Dua Puluh Sembilan

2K 391 50
                                    

Depresi Gagal Nikah, Pria Berbadan Tegap Nekat Gantung Diri di Kontrakan.

Cinta Tak Direstui Orangtua, Wanita Ini Tewas Tenggak Racun Serangga.

Tidak Terima Dibelikan Apartemen Kecil, Anak Kandung Tega Aniaya Orangtua.

Kisah Orangtua yang Digugat Anaknya Rp. 3 Miliar.

Batin Niken kian gelisah setelah berselancar di portal-portal berita online. Kisah yang dituturkan Citra memang benar, contoh kasusnya bertebaran di dunia nyata.

Niken merenungkan masa remajanya hingga tumbuh dewasa dan menikah. Tak pernah sekalipun, orangtuanya memaksakan kehendak padanya. Mereka menghargai setiap keputusan yang Niken ambil, melatihnya bertanggung jawab atas pilihan hidupnya sendiri. Lantas mengapa ia kini memaksa Gian patuh pada kehendaknya? Atas dasar apa, Niken berhak mengatur perasaan anaknya?
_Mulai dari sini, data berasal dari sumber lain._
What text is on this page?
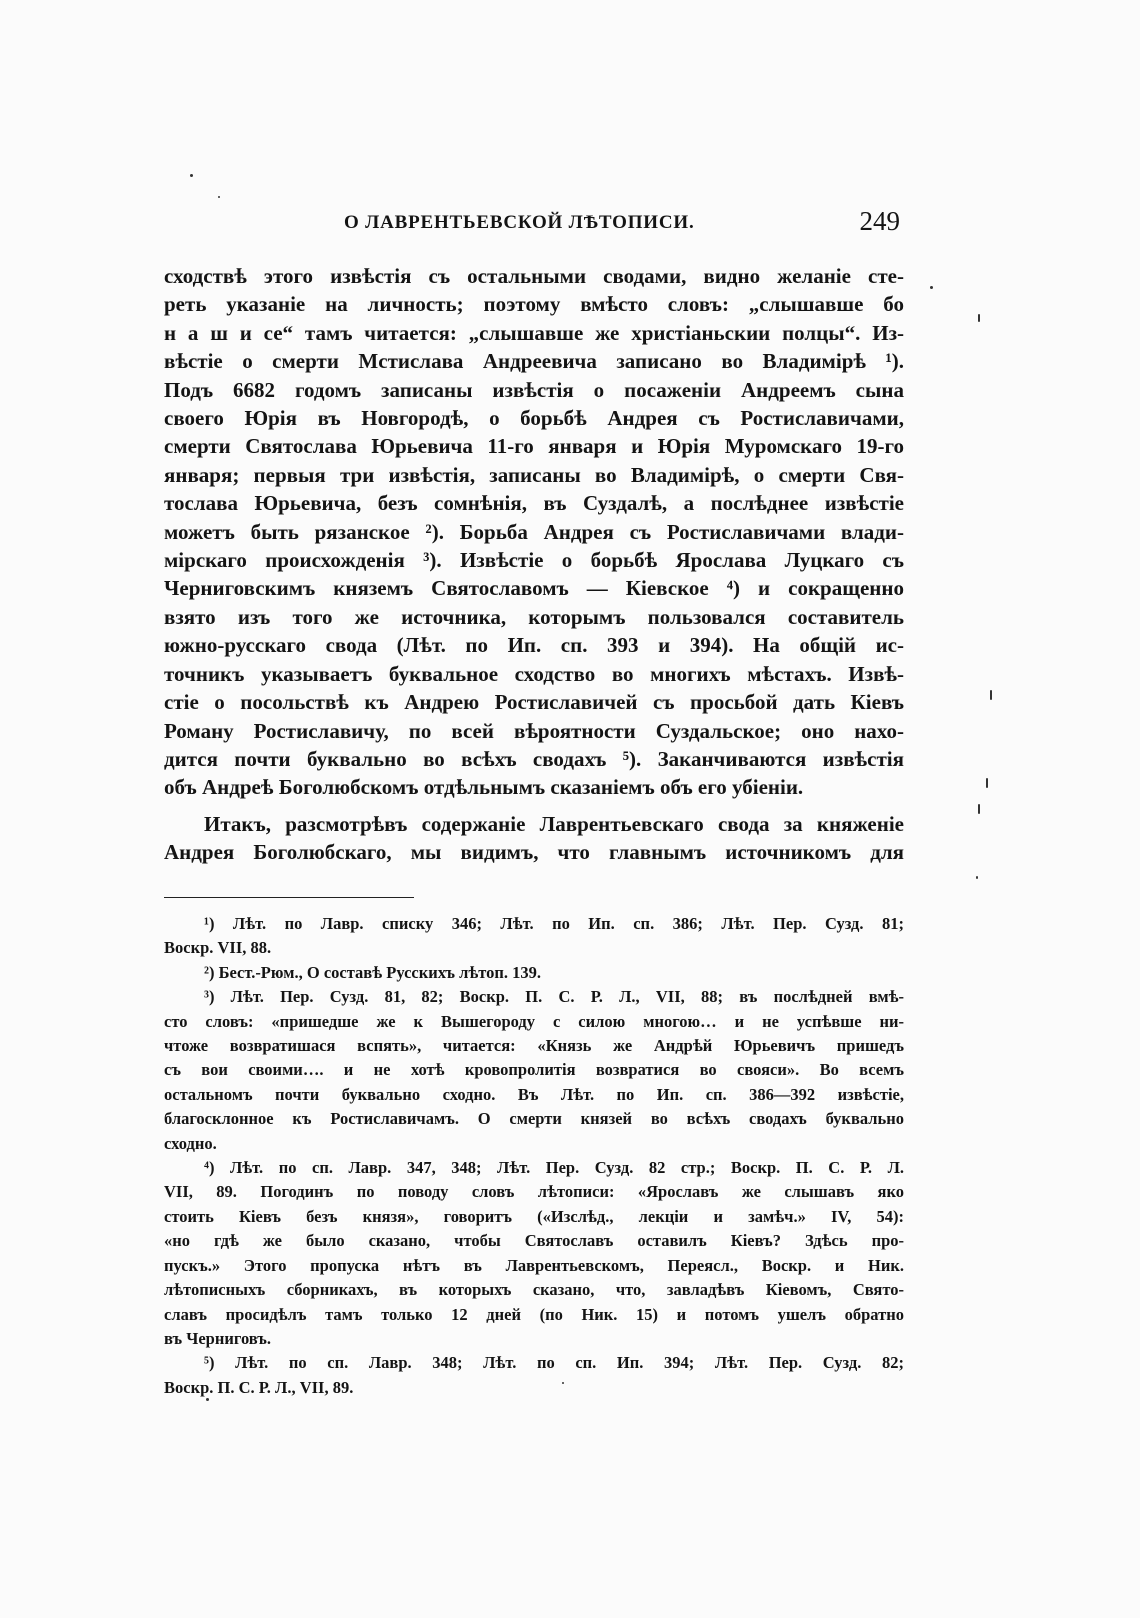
О ЛАВРЕНТЬЕВСКОЙ ЛѢТОПИСИ.	249
сходствѣ этого извѣстія съ остальными сводами, видно желаніе сте-
реть указаніе на личность; поэтому вмѣсто словъ: „слышавше бо
н а ш и се“ тамъ читается: „слышавше же христіаньскии полцы“. Из-
вѣстіе о смерти Мстислава Андреевича записано во Владимірѣ ¹).
Подъ 6682 годомъ записаны извѣстія о посаженіи Андреемъ сына
своего Юрія въ Новгородѣ, о борьбѣ Андрея съ Ростиславичами,
смерти Святослава Юрьевича 11-го января и Юрія Муромскаго 19-го
января; первыя три извѣстія, записаны во Владимірѣ, о смерти Свя-
тослава Юрьевича, безъ сомнѣнія, въ Суздалѣ, а послѣднее извѣстіе
можетъ быть рязанское ²). Борьба Андрея съ Ростиславичами влади-
мірскаго происхожденія ³). Извѣстіе о борьбѣ Ярослава Луцкаго съ
Черниговскимъ княземъ Святославомъ — Кіевское ⁴) и сокращенно
взято изъ того же источника, которымъ пользовался составитель
южно-русскаго свода (Лѣт. по Ип. сп. 393 и 394). На общій ис-
точникъ указываетъ буквальное сходство во многихъ мѣстахъ. Извѣ-
стіе о посольствѣ къ Андрею Ростиславичей съ просьбой дать Кіевъ
Роману Ростиславичу, по всей вѣроятности Суздальское; оно нахо-
дится почти буквально во всѣхъ сводахъ ⁵). Заканчиваются извѣстія
объ Андреѣ Боголюбскомъ отдѣльнымъ сказаніемъ объ его убіеніи.
Итакъ, разсмотрѣвъ содержаніе Лаврентьевскаго свода за княженіе
Андрея Боголюбскаго, мы видимъ, что главнымъ источникомъ для
¹) Лѣт. по Лавр. списку 346; Лѣт. по Ип. сп. 386; Лѣт. Пер. Сузд. 81;
Воскр. VII, 88.
²) Бест.-Рюм., О составѣ Русскихъ лѣтоп. 139.
³) Лѣт. Пер. Сузд. 81, 82; Воскр. П. С. Р. Л., VII, 88; въ послѣдней вмѣ-
сто словъ: «пришедше же к Вышегороду с силою многою… и не успѣвше ни-
чтоже возвратишася вспять», читается: «Князь же Андрѣй Юрьевичъ пришедъ
съ вои своими…. и не хотѣ кровопролитія возвратися во свояси». Во всемъ
остальномъ почти буквально сходно. Въ Лѣт. по Ип. сп. 386—392 извѣстіе,
благосклонное къ Ростиславичамъ. О смерти князей во всѣхъ сводахъ буквально
сходно.
⁴) Лѣт. по сп. Лавр. 347, 348; Лѣт. Пер. Сузд. 82 стр.; Воскр. П. С. Р. Л.
VII, 89. Погодинъ по поводу словъ лѣтописи: «Ярославъ же слышавъ яко
стоить Кіевъ безъ князя», говоритъ («Изслѣд., лекціи и замѣч.» IV, 54):
«но гдѣ же было сказано, чтобы Святославъ оставилъ Кіевъ? Здѣсь про-
пускъ.» Этого пропуска нѣтъ въ Лаврентьевскомъ, Переясл., Воскр. и Ник.
лѣтописныхъ сборникахъ, въ которыхъ сказано, что, завладѣвъ Кіевомъ, Свято-
славъ просидѣлъ тамъ только 12 дней (по Ник. 15) и потомъ ушелъ обратно
въ Черниговъ.
⁵) Лѣт. по сп. Лавр. 348; Лѣт. по сп. Ип. 394; Лѣт. Пер. Сузд. 82;
Воскр. П. С. Р. Л., VII, 89.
Pintu kamar mandi terbuka, sosok Burhan keluar dari dalamnya dengan kaus longgar dan sarung. Burhan mematikan lampu dan naik ke atas ranjang, membiarkan kamar diterangi cahaya temaram lampu nakas.

Niken menyusul suaminya naik ke kasur, setelah mematikan ponsel, bergelung di sisi tubuh Burhan, mencari rasa hangat yang selalu membuatnya nyaman sejak dulu.

"Gian marah-marah tadi di toko." Burhan membuka pillow talk malam ini. Kebiasaan yang selalu mereka lakukan sebelum tidur, berbagi cerita tentang bagaimana mereka melewati hari.

"Kenapa?"

"Mebel harusnya diantar cepat sebelum hujan, sopir dicari-cari nggak ketemu. Ternyata sedang nongkrong di warung kopi. Akhirnya, telat."

"Gian sekarang jadi galak ya?"

"Sopir itu juga salah. Kalau aku, biasanya aku omongin lalu potong gaji, biar jera. Sama Gian, udah gaji dipotong masih didamprat pula."

Niken menghela napas. "Mas, seandainya aku nggak bisa kasih anak, apa Mas akan meninggalkanku?"

Sepanjang tiga puluh tahun usia pernikahan mereka Tuhan hanya menganugrahkan Gian seorang untuk mengisi rahim Niken. Meskipun kontrasepsi sudah dilepas, nyatanya adik untuk Gian tak kunjung hadir.

"Suka duka, aku tetep sama kamu. Jangan ngomong aneh-aneh."

Selepas mengatakannya, Burhan bertukar pandang dengan istrinya. Keduanya menyadari bahwa mereka pun pasti akan mengambil keputusan yang sama jika berada dalam posisi Gian: bertahan dengan pilihan hati. Lalu mengapa mereka harus menentang sang putra sedemikian rupa?

"Mas, kita udah jahat sama Gian ya? Terutama aku," lirih Niken sendu.

"Kamu hanya ingin yang terbaik untuk Gian."

"Tapi gimana kalau ternyata Gian hanya bisa bahagia bersama Adisti?"

Burhan mendesah panjang, tetapi tidak menyahut. Ia pun tidak bisa menampik jarak yang kini terbentang antara Gian dengan dirinya.

"Mbak Dewi, ibunya Nayla, tadi siang telepon aku. Katanya, Nayla juga nggak mau dijodohin sama Gian. Padahal aku pikir mereka udah cocok. Lha wong Gian sering jalan sama Nayla. Ternyata Nayla malah mau ke Australia, kuliah S2 di sana. Nggak mau buru-buru menikah."

"Memang udah nggak zamannya jodoh-jodohin anak. Kita dulu juga nggak dijodohin, kenapa sekarang kita malah ngejodohin anak kita?" Burhan meringis. Ironis.

Ya, semakin lengkap saja deretan pencapaian mereka sebagai orangtua yang buruk, pikir Niken. Mereka ingin yang terbaik untuk anak, tetapi apa yang mereka pikir baik belum tentu baik pula bagi si anak.

"Menurut Mas, memalukan nggak seandainya cucu kita itu hasil dari program bayi tabung?"

Burhan diam sejenak, tangannya membelau rambut Niken yang mulai dihiasi uban, sama seperti rambutnya sendiri. "Mungkin kita yang terlalu kolot," jawab pria itu pada akhirnya.